Son dönemde yurtdışına kaçırılan tarihi eserleri yurda getiren Kültür ve Turizm Bakanlığı, paha biçilemez değerdeki Kuran’ın yeniden peşine düştü. Bakanlıktan Hürriyet’e yapılan açıklamada şöyle denildi: “Söz konusu eser 1964 yılında Topkapı Sarayı Müzesi’nden Bursa Müzesi Müdürlüğü’ne devredilmiştir. Eserin devredildiği tarihten sonraki bir tarihte kayıp olduğu anlaşılmıştır. Konuyla ilgili olarak Bakanlığımızca bir soruşturma açılmış, ancak idari bir ceza uygulanamamıştır. Eserin kimde olduğuna yönelik araştırmalar devam etmektedir.”

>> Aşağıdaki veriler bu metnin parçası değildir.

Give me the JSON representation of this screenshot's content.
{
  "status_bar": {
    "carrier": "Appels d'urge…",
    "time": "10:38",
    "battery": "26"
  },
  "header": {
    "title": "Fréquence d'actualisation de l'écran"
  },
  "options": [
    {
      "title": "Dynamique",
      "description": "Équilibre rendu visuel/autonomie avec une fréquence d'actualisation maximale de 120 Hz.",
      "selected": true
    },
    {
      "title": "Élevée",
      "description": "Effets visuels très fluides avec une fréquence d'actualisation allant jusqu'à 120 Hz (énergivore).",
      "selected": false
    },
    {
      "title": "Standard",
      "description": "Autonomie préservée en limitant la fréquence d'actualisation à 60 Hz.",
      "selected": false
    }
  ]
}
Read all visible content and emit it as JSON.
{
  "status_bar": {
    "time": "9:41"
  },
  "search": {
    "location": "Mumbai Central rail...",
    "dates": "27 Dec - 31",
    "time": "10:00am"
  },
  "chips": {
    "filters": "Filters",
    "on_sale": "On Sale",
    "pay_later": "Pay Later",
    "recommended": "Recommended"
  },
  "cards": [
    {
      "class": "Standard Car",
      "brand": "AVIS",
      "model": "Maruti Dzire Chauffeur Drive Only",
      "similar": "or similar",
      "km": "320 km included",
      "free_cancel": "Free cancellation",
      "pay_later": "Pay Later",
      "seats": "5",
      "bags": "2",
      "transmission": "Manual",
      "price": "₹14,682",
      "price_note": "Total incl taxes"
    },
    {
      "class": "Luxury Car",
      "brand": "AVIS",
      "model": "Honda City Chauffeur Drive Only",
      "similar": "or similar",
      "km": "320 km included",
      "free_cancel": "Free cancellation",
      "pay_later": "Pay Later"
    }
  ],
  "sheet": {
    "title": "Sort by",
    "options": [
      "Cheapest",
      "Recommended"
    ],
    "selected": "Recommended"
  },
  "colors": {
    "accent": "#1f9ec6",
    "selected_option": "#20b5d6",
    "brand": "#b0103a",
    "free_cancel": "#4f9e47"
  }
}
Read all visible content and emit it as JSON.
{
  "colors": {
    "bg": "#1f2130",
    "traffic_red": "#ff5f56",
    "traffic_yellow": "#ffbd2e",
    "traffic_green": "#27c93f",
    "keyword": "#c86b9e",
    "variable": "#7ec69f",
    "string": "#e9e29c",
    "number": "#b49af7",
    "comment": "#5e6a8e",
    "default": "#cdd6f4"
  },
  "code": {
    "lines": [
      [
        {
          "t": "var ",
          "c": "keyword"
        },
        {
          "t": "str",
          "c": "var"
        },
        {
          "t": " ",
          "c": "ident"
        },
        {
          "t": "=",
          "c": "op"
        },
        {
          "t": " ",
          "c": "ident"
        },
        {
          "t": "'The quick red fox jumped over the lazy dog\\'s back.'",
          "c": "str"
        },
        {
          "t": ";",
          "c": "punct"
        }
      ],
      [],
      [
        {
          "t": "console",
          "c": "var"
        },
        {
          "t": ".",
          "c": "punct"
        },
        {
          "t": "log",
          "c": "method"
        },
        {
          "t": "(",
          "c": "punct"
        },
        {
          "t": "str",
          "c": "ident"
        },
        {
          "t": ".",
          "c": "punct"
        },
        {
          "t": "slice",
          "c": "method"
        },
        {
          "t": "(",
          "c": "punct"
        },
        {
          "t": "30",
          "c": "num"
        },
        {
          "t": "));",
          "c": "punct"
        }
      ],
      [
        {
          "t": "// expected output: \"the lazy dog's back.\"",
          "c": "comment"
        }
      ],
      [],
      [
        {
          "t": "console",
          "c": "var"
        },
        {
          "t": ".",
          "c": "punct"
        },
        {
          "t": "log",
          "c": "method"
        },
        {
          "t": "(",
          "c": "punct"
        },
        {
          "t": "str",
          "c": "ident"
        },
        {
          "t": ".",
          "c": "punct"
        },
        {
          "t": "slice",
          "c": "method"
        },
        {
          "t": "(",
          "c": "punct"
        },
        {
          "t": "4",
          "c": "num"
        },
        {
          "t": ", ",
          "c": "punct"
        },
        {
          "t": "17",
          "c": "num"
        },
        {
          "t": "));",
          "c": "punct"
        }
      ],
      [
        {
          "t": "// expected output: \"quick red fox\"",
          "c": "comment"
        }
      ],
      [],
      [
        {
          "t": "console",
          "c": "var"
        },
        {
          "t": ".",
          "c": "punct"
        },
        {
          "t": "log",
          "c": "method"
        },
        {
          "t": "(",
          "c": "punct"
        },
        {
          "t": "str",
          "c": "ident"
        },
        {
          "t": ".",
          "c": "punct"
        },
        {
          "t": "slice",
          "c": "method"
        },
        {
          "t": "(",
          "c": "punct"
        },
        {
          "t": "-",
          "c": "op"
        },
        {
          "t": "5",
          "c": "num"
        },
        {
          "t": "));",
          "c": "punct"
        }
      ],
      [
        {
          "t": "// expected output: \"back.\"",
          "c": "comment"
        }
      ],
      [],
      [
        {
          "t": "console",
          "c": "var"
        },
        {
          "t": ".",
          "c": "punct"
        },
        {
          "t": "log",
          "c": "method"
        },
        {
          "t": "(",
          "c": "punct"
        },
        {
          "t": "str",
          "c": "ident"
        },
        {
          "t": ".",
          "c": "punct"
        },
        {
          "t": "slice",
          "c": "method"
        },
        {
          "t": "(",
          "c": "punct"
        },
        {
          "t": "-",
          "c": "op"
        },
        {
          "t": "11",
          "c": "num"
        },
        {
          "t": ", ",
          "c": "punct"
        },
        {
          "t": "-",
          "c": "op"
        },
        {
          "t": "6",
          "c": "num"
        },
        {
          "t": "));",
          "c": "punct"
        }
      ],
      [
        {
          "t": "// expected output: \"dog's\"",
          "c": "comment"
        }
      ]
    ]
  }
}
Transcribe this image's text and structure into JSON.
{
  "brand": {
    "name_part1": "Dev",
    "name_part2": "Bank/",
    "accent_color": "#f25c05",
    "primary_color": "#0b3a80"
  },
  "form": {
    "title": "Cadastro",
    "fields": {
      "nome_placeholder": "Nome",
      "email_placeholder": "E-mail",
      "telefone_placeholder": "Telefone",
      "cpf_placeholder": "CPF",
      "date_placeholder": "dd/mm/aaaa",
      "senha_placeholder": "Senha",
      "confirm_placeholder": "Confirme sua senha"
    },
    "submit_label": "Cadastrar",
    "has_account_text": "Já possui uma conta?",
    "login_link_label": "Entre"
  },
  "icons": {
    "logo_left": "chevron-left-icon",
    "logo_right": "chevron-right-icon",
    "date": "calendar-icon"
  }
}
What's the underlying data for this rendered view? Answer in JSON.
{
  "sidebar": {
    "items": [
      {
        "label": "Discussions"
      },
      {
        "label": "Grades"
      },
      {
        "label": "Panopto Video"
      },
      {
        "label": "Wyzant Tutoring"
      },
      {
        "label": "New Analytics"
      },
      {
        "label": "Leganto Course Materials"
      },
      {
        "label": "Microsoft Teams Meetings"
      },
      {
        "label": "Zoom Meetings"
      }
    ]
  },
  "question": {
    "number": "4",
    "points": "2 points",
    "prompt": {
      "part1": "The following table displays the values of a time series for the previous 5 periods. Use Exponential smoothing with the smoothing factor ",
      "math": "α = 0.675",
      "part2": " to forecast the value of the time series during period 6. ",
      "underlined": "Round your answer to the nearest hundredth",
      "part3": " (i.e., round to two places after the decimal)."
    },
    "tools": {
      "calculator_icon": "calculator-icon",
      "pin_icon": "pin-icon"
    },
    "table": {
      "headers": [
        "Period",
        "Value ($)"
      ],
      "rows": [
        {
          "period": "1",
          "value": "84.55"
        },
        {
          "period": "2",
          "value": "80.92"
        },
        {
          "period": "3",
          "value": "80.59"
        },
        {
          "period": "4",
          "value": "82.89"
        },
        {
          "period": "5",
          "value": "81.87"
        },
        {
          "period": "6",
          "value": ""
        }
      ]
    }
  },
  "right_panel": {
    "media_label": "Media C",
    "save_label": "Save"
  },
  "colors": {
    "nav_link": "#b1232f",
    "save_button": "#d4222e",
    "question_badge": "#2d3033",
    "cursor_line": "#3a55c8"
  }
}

“Kemal Çığ isimli Topkapı Sarayı’ndaki müze müdürü bu Kuran-ı Kerim ile birlikte bir kaç elyazması Kuran’ı Bursa Müzesi’ne göndermiş. Ben kendisine neden gönderdiğini sorduğumda “Mühim bir şey değil” dedi. Şükrullah Halife’nin elyazmasının bir ikincisi yok. Bursa Müzesi’nde ‘şarıbül leyli ven nehar’ (ayık gezmeyen) bir memur varmış. Bazı eserleri dışarıya satmış. Topkapı Sarayı bunun için dava açtı ama mahkemeden aksine karar çıktı. Halbuki Topkapı Sarayı’nın malı bu. Yıllar evvel Ziya Aydın’ın evinde gördüm. Bursa’da bir koleksiyonerden satın almış. Müzayedeye falan çıkmış değil. Ziya Aydın’dan sonra aileden kimseyle görüşmedim. Tanımam da kendilerini. Kitapta kullandığım resimleri Ziya Bey’in sağlığında çekmiştim. Kendisi ben parasını saydım aldım diye düşünüyordu. Yurtdışına gönderilen eserler de satın alınıyor ama çalıntı oldukları ispat edilince iade ediliyor.”